Me pode um chapéu vestir o ventre
E dele saberei parir a soma equívoca

Serei, pois, tudo que de ti escapa
Mundo alienado de mim

Serei, pois, tudo que em ti não se entende
Mundo alienado de mim

E o que mais ainda assim me escondes
Mundo alienado de mim

…..

A outra face

Eu sou a face
Face à face
Da vitória
Mas sou derrota e liberdade
Autonomia
Em meio à farra de excluídos
Eu me incluí
Do feto à foice
Ou pelo instante de uma festa
Onde encarei
Frente a frente
O rosto maleável
E severo da verdade

Que me mentiu solenemente.

…..

Queremos?

Ensinam-nos
A nos perguntar
A nós mesmos
E sobre nós:

Queremos
Realmente
Isso? É isso
Realmente o que
Queremos?

E talvez riam
Ou torçam por
Nós ou por suas
Preventividades

Mas querem
Realmente
Isso? É isso
Realmente o que
Querem?

Prevenir-nos
Confirmar-se
Confinar-nos
Ao que não passe?

Ou que não cesse
E que pelo não
Se tome, como
A uma prece?

Queremos
Realmente
Isso? É isso
Realmente o que
Queremos?

Apartar-nos
Do que não vemos
Só porque não
Sabemo-nos

A nós, nem
A nosso futuro
Ou passado, tiram-nos
até o que é

Mas querem
Realmente
Isso?
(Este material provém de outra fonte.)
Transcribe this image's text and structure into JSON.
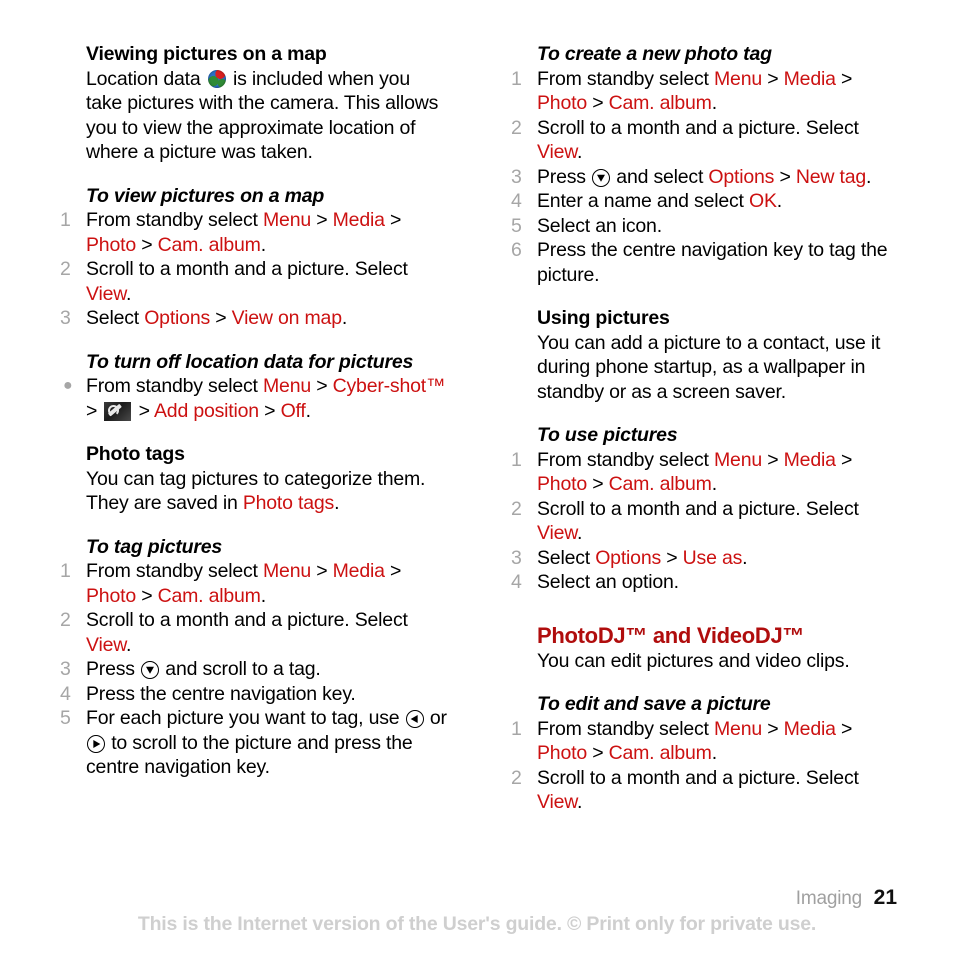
{
  "page": {
    "chapter": "Imaging",
    "number": "21",
    "disclaimer": "This is the Internet version of the User's guide. © Print only for private use."
  },
  "icons": {
    "globe": "globe-icon",
    "wrench": "wrench-icon",
    "nav_down": "navigation-down-icon",
    "nav_left": "navigation-left-icon",
    "nav_right": "navigation-right-icon"
  },
  "separator": ">",
  "left_column": {
    "viewing_pictures": {
      "heading": "Viewing pictures on a map",
      "body_part1": "Location data",
      "body_part2": "is included when you take pictures with the camera. This allows you to view the approximate location of where a picture was taken."
    },
    "to_view_pictures": {
      "heading": "To view pictures on a map",
      "steps": [
        {
          "num": "1",
          "t1": "From standby select",
          "l1": "Menu",
          "l2": "Media",
          "l3": "Photo",
          "l4": "Cam. album",
          "t2": "."
        },
        {
          "num": "2",
          "t1": "Scroll to a month and a picture. Select",
          "l1": "View",
          "t2": "."
        },
        {
          "num": "3",
          "t1": "Select",
          "l1": "Options",
          "l2": "View on map",
          "t2": "."
        }
      ]
    },
    "to_turn_off": {
      "heading": "To turn off location data for pictures",
      "bullet": {
        "t1": "From standby select",
        "l1": "Menu",
        "l2": "Cyber-shot™",
        "l3": "Add position",
        "l4": "Off",
        "t2": "."
      }
    },
    "photo_tags": {
      "heading": "Photo tags",
      "body_part1": "You can tag pictures to categorize them. They are saved in",
      "body_link": "Photo tags",
      "body_part2": "."
    },
    "to_tag_pictures": {
      "heading": "To tag pictures",
      "steps": [
        {
          "num": "1",
          "t1": "From standby select",
          "l1": "Menu",
          "l2": "Media",
          "l3": "Photo",
          "l4": "Cam. album",
          "t2": "."
        },
        {
          "num": "2",
          "t1": "Scroll to a month and a picture. Select",
          "l1": "View",
          "t2": "."
        },
        {
          "num": "3",
          "t1": "Press",
          "t2": "and scroll to a tag."
        },
        {
          "num": "4",
          "t1": "Press the centre navigation key."
        },
        {
          "num": "5",
          "t1": "For each picture you want to tag, use",
          "t2": "or",
          "t3": "to scroll to the picture and press the centre navigation key."
        }
      ]
    }
  },
  "right_column": {
    "to_create_tag": {
      "heading": "To create a new photo tag",
      "steps": [
        {
          "num": "1",
          "t1": "From standby select",
          "l1": "Menu",
          "l2": "Media",
          "l3": "Photo",
          "l4": "Cam. album",
          "t2": "."
        },
        {
          "num": "2",
          "t1": "Scroll to a month and a picture. Select",
          "l1": "View",
          "t2": "."
        },
        {
          "num": "3",
          "t1": "Press",
          "t2": "and select",
          "l1": "Options",
          "l2": "New tag",
          "t3": "."
        },
        {
          "num": "4",
          "t1": "Enter a name and select",
          "l1": "OK",
          "t2": "."
        },
        {
          "num": "5",
          "t1": "Select an icon."
        },
        {
          "num": "6",
          "t1": "Press the centre navigation key to tag the picture."
        }
      ]
    },
    "using_pictures": {
      "heading": "Using pictures",
      "body": "You can add a picture to a contact, use it during phone startup, as a wallpaper in standby or as a screen saver."
    },
    "to_use_pictures": {
      "heading": "To use pictures",
      "steps": [
        {
          "num": "1",
          "t1": "From standby select",
          "l1": "Menu",
          "l2": "Media",
          "l3": "Photo",
          "l4": "Cam. album",
          "t2": "."
        },
        {
          "num": "2",
          "t1": "Scroll to a month and a picture. Select",
          "l1": "View",
          "t2": "."
        },
        {
          "num": "3",
          "t1": "Select",
          "l1": "Options",
          "l2": "Use as",
          "t2": "."
        },
        {
          "num": "4",
          "t1": "Select an option."
        }
      ]
    },
    "photodj": {
      "heading": "PhotoDJ™ and VideoDJ™",
      "body": "You can edit pictures and video clips."
    },
    "to_edit_save": {
      "heading": "To edit and save a picture",
      "steps": [
        {
          "num": "1",
          "t1": "From standby select",
          "l1": "Menu",
          "l2": "Media",
          "l3": "Photo",
          "l4": "Cam. album",
          "t2": "."
        },
        {
          "num": "2",
          "t1": "Scroll to a month and a picture. Select",
          "l1": "View",
          "t2": "."
        }
      ]
    }
  },
  "colors": {
    "link": "#cc1111",
    "heading_accent": "#b00d0d",
    "number": "#a6a6a6",
    "footer_note": "#cfcfcf",
    "chapter": "#a0a0a0"
  }
}
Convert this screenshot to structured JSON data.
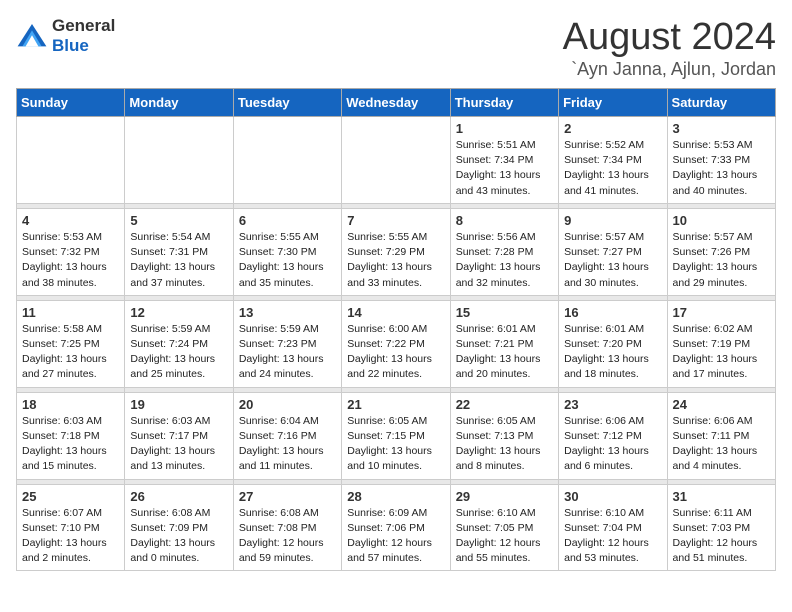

É isso
Realmente o que
Querem?

De nós, para
Nós, por nós,
Dos nossos
Nós e sóis?

A sós ou em
Dois ou mais
Ou além, depois
Do que já se foi?

Talvez

Queiramos
Inevitavelmente
Isso. Isso
De sabermos
O (que) queremos.

…..

Um prédio que some

Um prédio que some
Quase em curva
Por trás de outro prédio
Como se dobrasse
A esquina
Quase em fuga

Um edifício partindo
Com suas toneladas
De concreto decorado
E fundações profundas
Que aponta para o longe
Aponta um horizonte
Que ele mesmo esconde

Um amontoado em si
De residências fixas
Com a leveza de uma criança
Que amadurece
Sem perceber
E cresce para o distante
Noutro lugar

Uma construção singular
Como essa — pelo menos
Desse ponto
De vista —
Nos fala muito pouco
Estática, exibe apenas
Uma beleza daquelas
Tão belas
Que não se entende como pode

…..

Janelas de Copacabana

Uma flor de plástico
Em que pela distância
Eu vi um leitor
Sua figura atenta e debruçada
Sobre a escrivaninha
Sem nunca virar uma página

E mais abaixo o cão
Sua cabeça triangular
Que se movimentava
Num jeito alegre-afoito
Indo e vindo tanto
Que se revelou um ferro
Passando roupa pela manhã

Havia outros enfeites estáticos
E animais menos ariscos
Havia pessoas até
Que se confundiam mais ainda
Com a paisagem

E sob nossos pés passavam
Estrondos e carros
Transeuntes tristezas cigarros
Misérias trabalhos enfados
Que nos enganavam

…..

sabe o que te dizem?

aguenta, te dizem
te dizem: aguenta
e continuam a dizer
é nada, poderia
ser pior, não vê
é fraqueza chorar

aguenta

que passa
o tempo passa
as águas passam
estancam-se feridas
passa a dor, vem outra
é disso a vida
saber aproveitar
o que se tem
e o que é que tem
demais nisso?, perguntam
vaticinam

aguenta, passa

e não responda
isso não dizem
mas sugerem
em silêncio sugerem
não questione, não
rebata ou argumente
sugerem
em silêncio

escuta, aguenta, passa

e nós? nós

escutamos
(podemos gritar
um pouco durante)

e aguentamos
(porque o contrário
é o despedaçar-se
e preferimos seguir
de pé) e de pé

passamos

mas e nós? (nós?

não perguntamos)

…..

Tampouco

Poderia ser pior, te dizem,
poderia
ser bem pior.
Esteja feliz, portanto,
insistem,
seja feliz
(por tanto).

Não é o pior, isso,
vê, nem mesmo
é piorzinho. Reconheça,
assim é o mundo,
basta olhar à volta.
Tampouco, claro, é o desejável,
ou confortável isso,
eles sabem.

Mas se não tens
o trágico, regozije-se!
É quase uma festa,
te dizem, a iminência
da tragédia.

Leandro Jardim

É poeta, letrista e compositor. Autor dos livros de poesia Todas as vozes cantam e Peomas. Publicou também a antologia de contos de Rubores.